Mieterverein Leipzig kritisiert Mieterhöhungsankündigung von Vonovia

Einmal mehr bröckelt der soziale Anstrich, den sich das börsennotierte Unternehmen gerne geben will. Mieter und Mieterinnen sollen zur Kasse gebeten…

Einmal mehr bröckelt der soziale Anstrich, den sich das börsennotierte Unternehmen gerne geben will. Mieter und Mieterinnen sollen zur Kasse gebeten werden, um weiterhin die hohen Gewinne des Unternehmens und die Dividenden der Aktionäre zu sichern, kritisiert Anke Matejka, Vorsitzende des Mietervereins Leipzig e.V.

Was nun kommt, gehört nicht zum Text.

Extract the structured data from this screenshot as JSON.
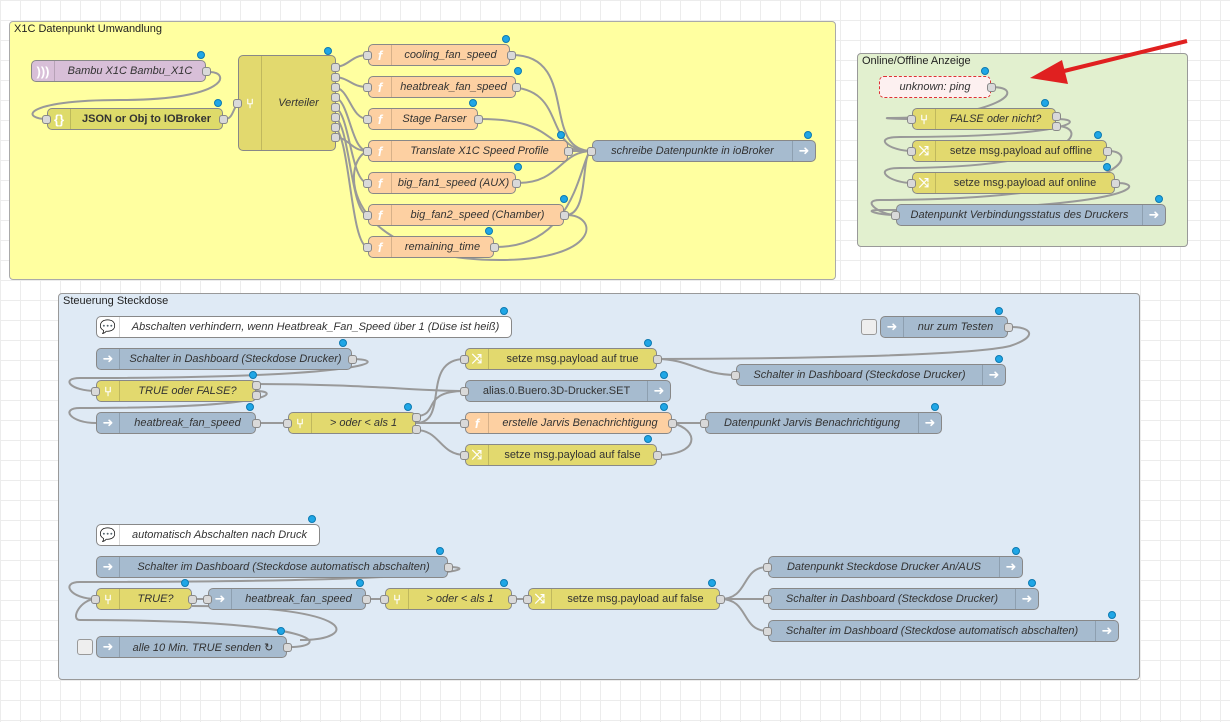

Vonovia, Deutschlands größtes Wohnungsunternehmen hat im vergangenen Jahr einen Gewinn von rund 1,7 Mrd. € erzielt. An die Aktionäre wurde eine Dividende von knapp 1,3 Mrd. ausgeschüttet. Das waren 34 % mehr als 2020. Die Mieten stiegen 2021 im Gesamtunternehmen um 3,8 %.

Während der Pandemie sind die Mieten ungebremst weiter gestiegen, obwohl die Mieter erhebliche Einkommensverluste hinnehmen mussten. Die Immobilienwirtschaft hat hingegen die Corona-Krise unbeschadet überstanden, sogar die Gewinne noch gesteigert.

Auch die jetzigen Kostensteigerungen im Wohnbereich werden fast vollständig an die Mieterinnen und Mieter durchgereicht. Die drastischen Erhöhungen der Energiepreise landen ebenfalls im Rahmen der Heiz- und Warmwasserkostenabrechnung bei den Mietenden.